/bwapy

Python bindings to bwa mem

Primary LanguagePythonOtherNOASSERTION

bwapy

This package is no longer maintained by Oxford Nanopore Technologies. It is left here for posterity as we know of no other python binding to bwa.

Build Status

Python bindings to bwa mem aligner; sufficient to load and index and perform alignments of sequences to the index to obtain basic statistics.

These python bindings are licensed under Mozilla Public License 2.0, bwa is licenced under GNU General Public License v3.0.

Documentation can be found at https://nanoporetech.github.io/bwapy/.

Installation

The git source repository contains bwa as a submodule.
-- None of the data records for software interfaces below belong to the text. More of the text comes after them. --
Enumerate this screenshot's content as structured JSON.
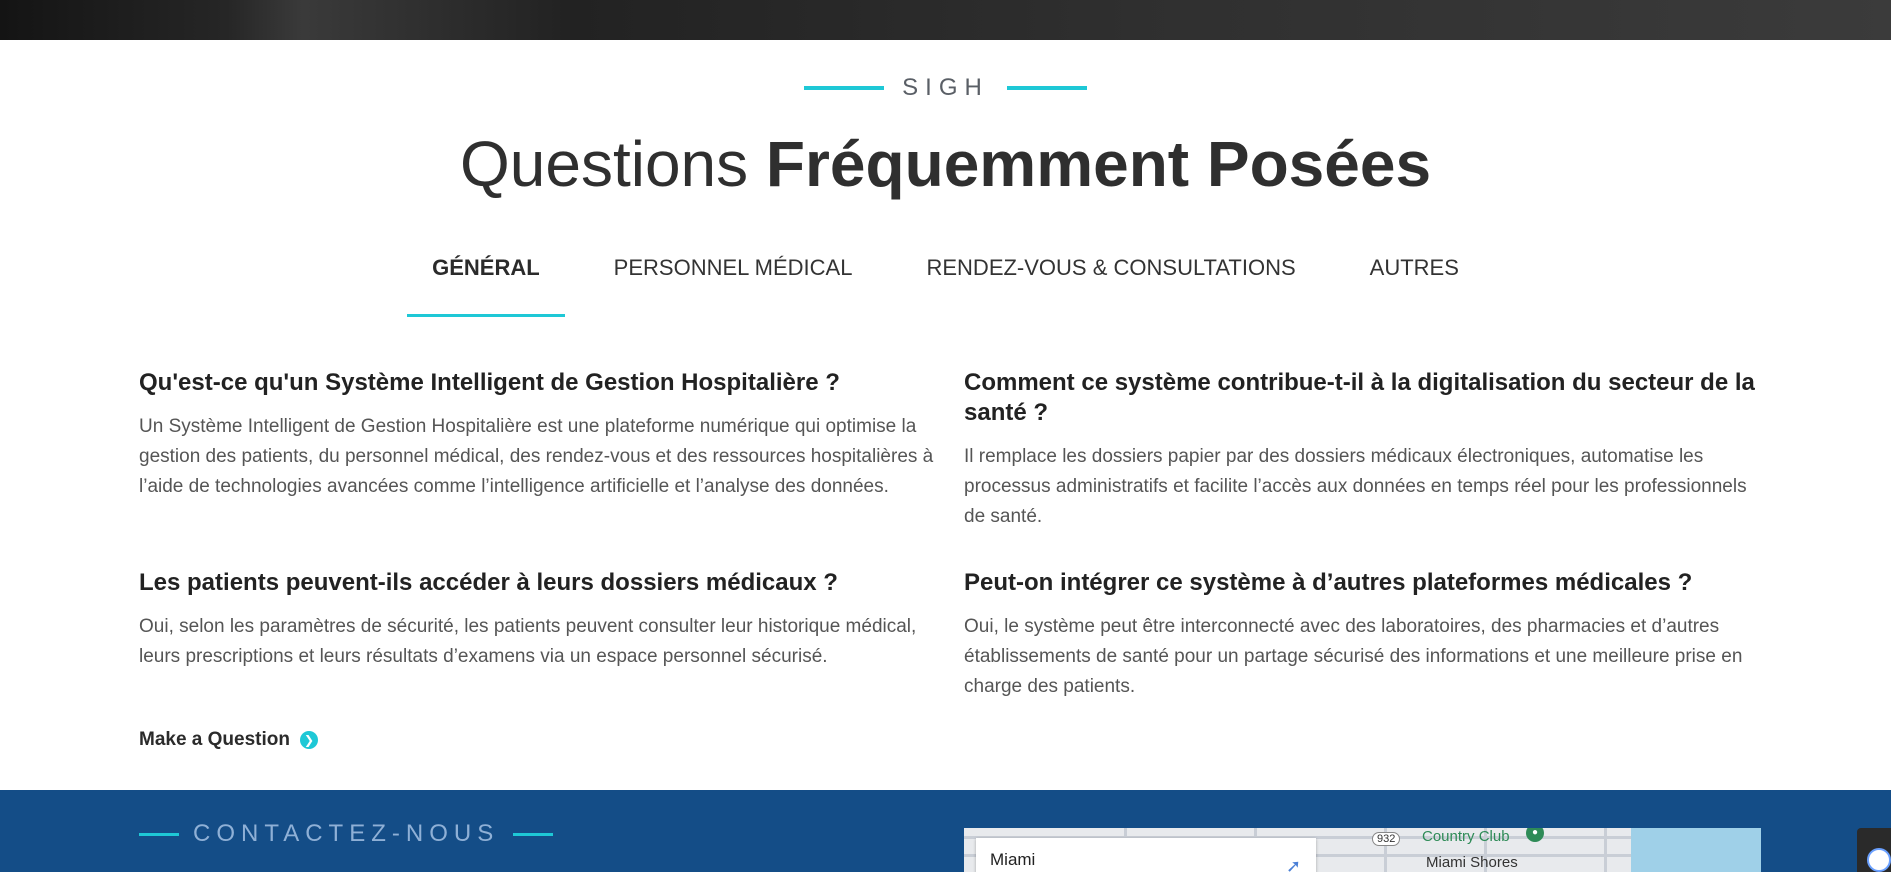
{
  "eyebrow": "SIGH",
  "title": {
    "light": "Questions",
    "bold": "Fréquemment Posées"
  },
  "tabs": [
    {
      "label": "GÉNÉRAL",
      "active": true
    },
    {
      "label": "PERSONNEL MÉDICAL",
      "active": false
    },
    {
      "label": "RENDEZ-VOUS & CONSULTATIONS",
      "active": false
    },
    {
      "label": "AUTRES",
      "active": false
    }
  ],
  "faq": [
    {
      "question": "Qu'est-ce qu'un Système Intelligent de Gestion Hospitalière ?",
      "answer": "Un Système Intelligent de Gestion Hospitalière est une plateforme numérique qui optimise la gestion des patients, du personnel médical, des rendez-vous et des ressources hospitalières à l’aide de technologies avancées comme l’intelligence artificielle et l’analyse des données."
    },
    {
      "question": "Comment ce système contribue-t-il à la digitalisation du secteur de la santé ?",
      "answer": "Il remplace les dossiers papier par des dossiers médicaux électroniques, automatise les processus administratifs et facilite l’accès aux données en temps réel pour les professionnels de santé."
    },
    {
      "question": "Les patients peuvent-ils accéder à leurs dossiers médicaux ?",
      "answer": "Oui, selon les paramètres de sécurité, les patients peuvent consulter leur historique médical, leurs prescriptions et leurs résultats d’examens via un espace personnel sécurisé."
    },
    {
      "question": "Peut-on intégrer ce système à d’autres plateformes médicales ?",
      "answer": "Oui, le système peut être interconnecté avec des laboratoires, des pharmacies et d’autres établissements de santé pour un partage sécurisé des informations et une meilleure prise en charge des patients."
    }
  ],
  "make_question": "Make a Question",
  "contact": {
    "eyebrow": "CONTACTEZ-NOUS"
  },
  "map": {
    "city": "Miami",
    "labels": {
      "country_club": "Country Club",
      "miami_shores": "Miami Shores",
      "route": "932"
    }
  },
  "colors": {
    "accent": "#1ec8d6",
    "contact_bg": "#144d87"
  }
}
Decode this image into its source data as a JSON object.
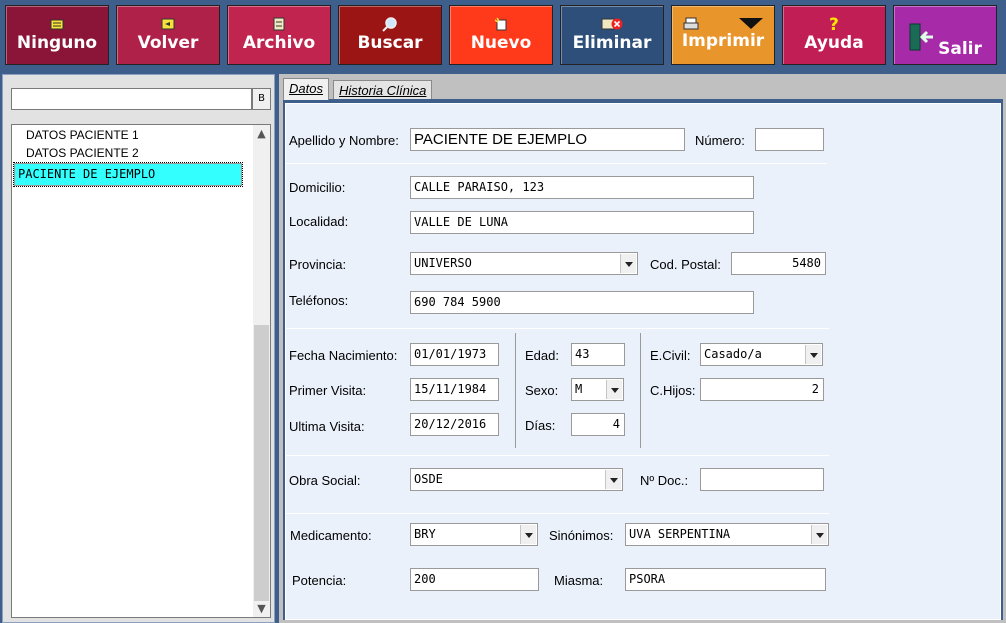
{
  "toolbar": {
    "ninguno": {
      "label": "Ninguno",
      "color": "#8a1538"
    },
    "volver": {
      "label": "Volver",
      "color": "#b0214a"
    },
    "archivo": {
      "label": "Archivo",
      "color": "#c0244f"
    },
    "buscar": {
      "label": "Buscar",
      "color": "#9b1515"
    },
    "nuevo": {
      "label": "Nuevo",
      "color": "#ff3a1a"
    },
    "eliminar": {
      "label": "Eliminar",
      "color": "#2d4f7a"
    },
    "imprimir": {
      "label": "Imprimir",
      "color": "#e8952c"
    },
    "ayuda": {
      "label": "Ayuda",
      "color": "#c21e56"
    },
    "salir": {
      "label": "Salir",
      "color": "#a72aa8"
    }
  },
  "sidebar": {
    "search_value": "",
    "search_button": "B",
    "patients": [
      "DATOS PACIENTE 1",
      "DATOS PACIENTE 2",
      "PACIENTE DE EJEMPLO"
    ],
    "selected_color": "#33ffff"
  },
  "tabs": {
    "datos": "Datos",
    "historia": "Historia Clínica"
  },
  "form": {
    "apellido_label": "Apellido y Nombre:",
    "apellido_value": "PACIENTE DE EJEMPLO",
    "numero_label": "Número:",
    "numero_value": "",
    "domicilio_label": "Domicilio:",
    "domicilio_value": "CALLE PARAISO, 123",
    "localidad_label": "Localidad:",
    "localidad_value": "VALLE DE LUNA",
    "provincia_label": "Provincia:",
    "provincia_value": "UNIVERSO",
    "cod_postal_label": "Cod. Postal:",
    "cod_postal_value": "5480",
    "telefonos_label": "Teléfonos:",
    "telefonos_value": "690 784 5900",
    "fecha_nac_label": "Fecha Nacimiento:",
    "fecha_nac_value": "01/01/1973",
    "primer_visita_label": "Primer Visita:",
    "primer_visita_value": "15/11/1984",
    "ultima_visita_label": "Ultima Visita:",
    "ultima_visita_value": "20/12/2016",
    "edad_label": "Edad:",
    "edad_value": "43",
    "sexo_label": "Sexo:",
    "sexo_value": "M",
    "dias_label": "Días:",
    "dias_value": "4",
    "ecivil_label": "E.Civil:",
    "ecivil_value": "Casado/a",
    "chijos_label": "C.Hijos:",
    "chijos_value": "2",
    "obra_social_label": "Obra Social:",
    "obra_social_value": "OSDE",
    "ndoc_label": "Nº Doc.:",
    "ndoc_value": "",
    "medicamento_label": "Medicamento:",
    "medicamento_value": "BRY",
    "sinonimos_label": "Sinónimos:",
    "sinonimos_value": "UVA SERPENTINA",
    "potencia_label": "Potencia:",
    "potencia_value": "200",
    "miasma_label": "Miasma:",
    "miasma_value": "PSORA"
  }
}
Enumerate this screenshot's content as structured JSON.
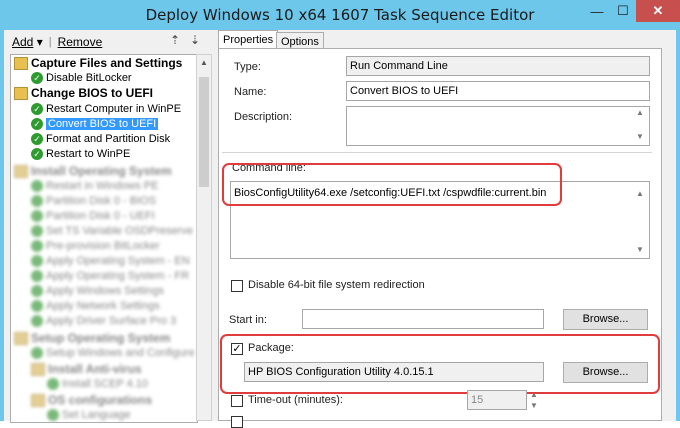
{
  "window": {
    "title": "Deploy Windows 10 x64 1607 Task Sequence Editor",
    "minimize_glyph": "—",
    "maximize_glyph": "☐",
    "close_glyph": "✕"
  },
  "toolbar": {
    "add_label": "Add",
    "add_arrow": "▾",
    "remove_label": "Remove",
    "separator": "|",
    "up_icon_glyph": "⇡",
    "down_icon_glyph": "⇣"
  },
  "tree": {
    "groups": [
      {
        "label": "Capture Files and Settings",
        "items": [
          "Disable BitLocker"
        ]
      },
      {
        "label": "Change BIOS to UEFI",
        "items": [
          "Restart Computer in WinPE",
          "Convert BIOS to UEFI",
          "Format and Partition Disk",
          "Restart  to WinPE"
        ]
      }
    ],
    "selected_item": "Convert BIOS to UEFI",
    "blurred_items": [
      "Install Operating System",
      "Restart in Windows PE",
      "Partition Disk 0 - BIOS",
      "Partition Disk 0 - UEFI",
      "Set TS Variable OSDPreserve",
      "Pre-provision BitLocker",
      "Apply Operating System - EN",
      "Apply Operating System - FR",
      "Apply Windows Settings",
      "Apply Network Settings",
      "Apply Driver Surface Pro 3",
      "Setup Operating System",
      "Setup Windows and Configure",
      "Install Anti-virus",
      "Install SCEP 4.10",
      "OS configurations",
      "Set Language"
    ],
    "check_glyph": "✓",
    "scroll_up": "▲"
  },
  "tabs": [
    {
      "label": "Properties"
    },
    {
      "label": "Options"
    }
  ],
  "properties": {
    "type_label": "Type:",
    "type_value": "Run Command Line",
    "name_label": "Name:",
    "name_value": "Convert BIOS to UEFI",
    "description_label": "Description:",
    "description_value": "",
    "command_line_label": "Command line:",
    "command_line_value": "BiosConfigUtility64.exe /setconfig:UEFI.txt /cspwdfile:current.bin",
    "disable_redirection_label": "Disable 64-bit file system redirection",
    "disable_redirection_checked": false,
    "start_in_label": "Start in:",
    "start_in_value": "",
    "browse_label": "Browse...",
    "package_label": "Package:",
    "package_checked": true,
    "package_value": "HP BIOS Configuration Utility 4.0.15.1",
    "timeout_label": "Time-out (minutes):",
    "timeout_checked": false,
    "timeout_value": "15",
    "check_glyph": "✓",
    "up_arrow": "▲",
    "down_arrow": "▼"
  },
  "colors": {
    "titlebar": "#6cc7ea",
    "close_button": "#c7504f",
    "selection": "#3399ff",
    "highlight_annotation": "#e03c3c",
    "success_check": "#2e9b2e"
  }
}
The repository should therefore be cloned using the recursive option.

The package setup.py script requires libbwa.a to have been built in the submodule directory before running. This can be performed via the libbwa.a target, which first makes some amendments to the bwa/Makefile. To build and install the package one should therefore run:

git clone --recursive https://github.com/nanoporetech/bwapy.git
cd bwapy
python3 -m pip install . 

Performing Alignments

The BwaAligner class provides a pythonic interface to bwa mem aligner. It takes as input a bwa index fileset on construction and can then be used to find alignments of sequences given as strings:

from bwapy import BwaAligner
index = 'path/to/index' # the path given to bwa index
seq = 'ACGATCGCGATCGA'

aligner = BwaAligner(index)
alignments = aligner.align_seq(seq)
print('Found {} alignments.'.format(len(alignments))
for aln in alignments:
    print('  ', aln)

The alignments are returned as a named tuple, e.g.:

Alignment(rname='yeast', orient='+', pos=0, mapq=60, cigar='915M3D29M3D27M3D13M', NM=12)

Alignment parameters can be given as they are on the bwa mem command line:

from bwapy import BwaAligner
index = 'path/to/index'
options = '-x ont2d -A 1 -B 0'
aligner = BwaAligner(index, options=options)

Some options which do not make sense when aligning single sequences, have been disabled (notably options related to paired-end reads).